One way for landfill owners and operators to reduce costs is by considering the latest options for post-construction landfill monitoring. There have been significant variations in solid waste landfill design in the northeastern United States within the past year, which have reduced costs and met health and environmental standards.
Three specific variances, approved by state or federal regulators as recently as September 1998, include:
* Reducing the minimum final cover cap thickness to less than 24 inches;
* Extending the liner system over the common face for horizontal expansions; and
* Incorporating provisions for future vertical expansions into the landfill's support systems.
Each landfill expansion and cover design approach has its advantages and disadvantages, as well as financial costs and benefits.
Cover Approaches. To reduce the potential for leachate generation, a final cover system is placed on top of a closed landfill cell to minimize rainwater infiltration and prevent contact with the waste. A typical cover system includes a low-permeability geomembrane. On top of this layer is 18 inches of drainage material - sand or a geocomposite - that is topped with natural soils and 6 inches of topsoil. Where low permeability soils are available locally, these materials replace the geomembrane.
Facilities that closed before 1988 may not have this cover system. However, they still must comply with U.S. Environmental Protection Agency (EPA), Washington, D.C., regulations or have a system equivalent to the EPA's recommended system. Consequently, landfill owners are hiring engineering consultants to help demonstrate that their existing or proposed alternate system is effective and to help reduce the final cover cap thickness.
To demonstrate that an equivalent cover system exists, consultants typically will conduct a field investigation to map the existing soil's thickness and geotechnical properties (grain size and permeability). Using this information, models, such as the EPA's Hydrologic Evaluation of Landfill Performance (HELP), are used to estimate infiltration through soil profiles and compare the existing conditions with the EPA's required cover system.
This type of evaluation spared the 60-acre Berks Landfill, Sinking Spring, Pa., the costs of constructing a new cover system. Its landfill operators hired Golder Associates, Mt. Laurel, N.J., who found that its existing low-permeability cover soils were a minimum thickness of 12 inches, which demonstrated through technical analyses that this system is sufficient and equal to the regulatory cover system.
Horizontal Expansions. Ten years ago, the solid waste market in the Northeast was booming, but by 1992, the rapid development ended. Three years later, the landfill design focus had shifted toward horizontal expansions to existing, unlined landfills.
To help secure regulatory approval, the expansion's liner system is extended up the face of the existing landfill to the expansion's maximum filling grades. This extension increases liner system construction costs but reduces long-term leachate management costs of the existing unlined landfill because the final low-permeability cover soils on the existing landfill eliminates infiltration and allows its leachate management system to be shut down quicker after the final cover is placed. This shutdown could occur before the horizontal expansion is filled, depending on the site's waste composition.

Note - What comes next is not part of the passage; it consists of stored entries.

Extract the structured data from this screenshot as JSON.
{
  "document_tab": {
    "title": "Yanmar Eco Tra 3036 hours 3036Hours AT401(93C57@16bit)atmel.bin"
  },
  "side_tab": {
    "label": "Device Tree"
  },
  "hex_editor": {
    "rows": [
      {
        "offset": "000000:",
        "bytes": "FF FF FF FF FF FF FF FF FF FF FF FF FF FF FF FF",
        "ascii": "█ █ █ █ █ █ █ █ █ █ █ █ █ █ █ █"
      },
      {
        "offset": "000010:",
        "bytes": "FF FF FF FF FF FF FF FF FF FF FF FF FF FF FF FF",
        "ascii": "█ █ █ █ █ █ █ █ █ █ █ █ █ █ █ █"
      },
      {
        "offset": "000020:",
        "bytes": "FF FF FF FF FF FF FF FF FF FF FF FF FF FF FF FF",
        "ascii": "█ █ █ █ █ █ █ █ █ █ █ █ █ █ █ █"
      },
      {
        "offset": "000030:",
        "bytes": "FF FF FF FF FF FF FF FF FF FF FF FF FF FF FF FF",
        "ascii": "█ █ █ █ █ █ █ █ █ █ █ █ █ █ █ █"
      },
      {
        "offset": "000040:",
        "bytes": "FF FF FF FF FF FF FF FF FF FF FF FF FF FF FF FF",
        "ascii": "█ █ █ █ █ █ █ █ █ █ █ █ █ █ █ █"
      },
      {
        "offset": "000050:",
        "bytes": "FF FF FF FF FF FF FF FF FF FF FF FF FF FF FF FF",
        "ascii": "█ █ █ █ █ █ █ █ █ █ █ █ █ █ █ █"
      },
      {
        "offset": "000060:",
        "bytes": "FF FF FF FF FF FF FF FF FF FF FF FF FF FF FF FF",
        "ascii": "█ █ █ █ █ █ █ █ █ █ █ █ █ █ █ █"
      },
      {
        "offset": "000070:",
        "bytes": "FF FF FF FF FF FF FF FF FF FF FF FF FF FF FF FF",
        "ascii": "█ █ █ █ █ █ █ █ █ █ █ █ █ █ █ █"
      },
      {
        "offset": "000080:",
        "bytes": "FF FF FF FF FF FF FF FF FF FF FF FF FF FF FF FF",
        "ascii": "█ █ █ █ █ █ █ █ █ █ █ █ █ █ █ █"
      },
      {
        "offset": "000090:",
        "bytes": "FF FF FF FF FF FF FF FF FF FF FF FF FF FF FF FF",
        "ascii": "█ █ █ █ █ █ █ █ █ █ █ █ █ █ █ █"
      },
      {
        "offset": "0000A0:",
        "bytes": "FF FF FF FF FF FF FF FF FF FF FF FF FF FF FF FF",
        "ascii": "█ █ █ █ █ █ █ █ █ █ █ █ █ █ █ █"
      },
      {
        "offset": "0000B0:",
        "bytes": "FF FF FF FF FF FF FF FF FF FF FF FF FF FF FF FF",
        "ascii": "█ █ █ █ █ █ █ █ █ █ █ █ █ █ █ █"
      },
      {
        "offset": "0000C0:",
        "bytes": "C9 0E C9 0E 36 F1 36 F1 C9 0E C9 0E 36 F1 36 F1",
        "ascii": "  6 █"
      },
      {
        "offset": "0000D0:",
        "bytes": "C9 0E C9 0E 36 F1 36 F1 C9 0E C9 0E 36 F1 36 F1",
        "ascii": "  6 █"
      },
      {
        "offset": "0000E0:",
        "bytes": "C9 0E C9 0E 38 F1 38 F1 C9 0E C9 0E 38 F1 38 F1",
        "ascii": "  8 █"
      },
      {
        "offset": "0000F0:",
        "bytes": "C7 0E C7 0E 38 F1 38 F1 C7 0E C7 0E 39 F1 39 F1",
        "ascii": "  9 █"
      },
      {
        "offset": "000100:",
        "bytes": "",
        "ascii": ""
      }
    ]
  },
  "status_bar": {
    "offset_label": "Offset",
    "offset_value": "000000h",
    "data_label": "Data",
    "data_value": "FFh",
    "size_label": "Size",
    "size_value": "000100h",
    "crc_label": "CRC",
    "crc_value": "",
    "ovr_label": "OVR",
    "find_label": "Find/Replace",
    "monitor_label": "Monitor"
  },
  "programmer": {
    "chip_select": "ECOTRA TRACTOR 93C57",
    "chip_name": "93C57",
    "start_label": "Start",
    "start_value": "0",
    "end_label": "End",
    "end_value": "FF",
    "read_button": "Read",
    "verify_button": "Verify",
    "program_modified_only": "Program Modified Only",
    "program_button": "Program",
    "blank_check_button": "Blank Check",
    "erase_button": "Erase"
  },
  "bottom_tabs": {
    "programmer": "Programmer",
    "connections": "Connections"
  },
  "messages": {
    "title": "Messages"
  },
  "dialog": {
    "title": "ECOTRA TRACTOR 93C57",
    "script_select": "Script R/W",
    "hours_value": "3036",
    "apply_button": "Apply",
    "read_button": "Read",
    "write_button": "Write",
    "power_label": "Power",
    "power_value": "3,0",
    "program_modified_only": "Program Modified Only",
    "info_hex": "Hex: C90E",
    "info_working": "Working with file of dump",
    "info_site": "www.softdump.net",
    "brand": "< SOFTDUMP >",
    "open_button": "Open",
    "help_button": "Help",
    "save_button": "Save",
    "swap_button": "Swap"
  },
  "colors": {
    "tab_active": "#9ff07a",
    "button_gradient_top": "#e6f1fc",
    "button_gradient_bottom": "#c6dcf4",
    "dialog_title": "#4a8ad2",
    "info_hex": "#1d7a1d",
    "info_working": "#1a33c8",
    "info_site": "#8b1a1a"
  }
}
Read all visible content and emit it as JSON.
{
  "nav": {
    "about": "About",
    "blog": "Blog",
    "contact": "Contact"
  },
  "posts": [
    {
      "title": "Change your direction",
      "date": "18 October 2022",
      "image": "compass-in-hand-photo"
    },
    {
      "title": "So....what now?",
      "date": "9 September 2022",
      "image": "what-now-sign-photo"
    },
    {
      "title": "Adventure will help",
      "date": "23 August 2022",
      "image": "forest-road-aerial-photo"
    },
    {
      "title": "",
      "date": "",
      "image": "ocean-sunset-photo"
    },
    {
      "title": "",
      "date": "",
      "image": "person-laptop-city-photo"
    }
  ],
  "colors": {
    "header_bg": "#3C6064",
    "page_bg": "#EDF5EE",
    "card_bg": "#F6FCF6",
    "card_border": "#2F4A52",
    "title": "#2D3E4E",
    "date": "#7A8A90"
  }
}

Placing the impermeable liner atop the existing facility along the expansion interface may reduce the minimum storage requirement for managing, containing, storing, shipping and treating leachate.
Vertical Expansions. An additional landfill trend, which occurs during horizontal expansion design, includes evaluating future vertical expansion potential. To allow for a vertical expansion, existing soils may need to be reinforced with geosynthetics or soil admixtures. Slope stability analyses (static and pseudo-static) will show whether the interim proposed horizontal expansion grades need to be altered to ac- commodate future vertical expansion grades.
For example, consultants may discover that the maximum slope incline that provides stability for an increased vertical elevation is flatter than the maximum slope incline for a lower elevation. This should be taken into account when developing the initial horizontal expansion grades.
Depending on the materials selected for the liner system, additional reinforcements may be necessary as well. For example, if angular stone is proposed for the leachate collection layer and a geomembrane is proposed for the landfill's underlying barrier layer, a thicker cushion layer between the stone and geomembrane may be required. As the overlying waste's mass increases, there should be enough cushion to prevent puncturing the geomembrane.
Analyzing the cover system also may dictate the maximum inclination of the final cover. The waste may maintain a stable slope at an inclination of 2-horizontal-to-1 vertical, while the cover system remains stable at an inclination of a 3-1 ratio. Incorporating the additional provisions required for a vertical expansion can mean an insignificant cost increase during horizontal expansion.
All three approaches can be viable options. In fact, several Northeast owners and operators have found these options useful when negotiating with regulators to further reduce their costs. But before deciding on the best option for your landfill, or making a recommendation to a client, landfill owners and operators, and consulting engineers should assess all the technical variables and evaluate related costs.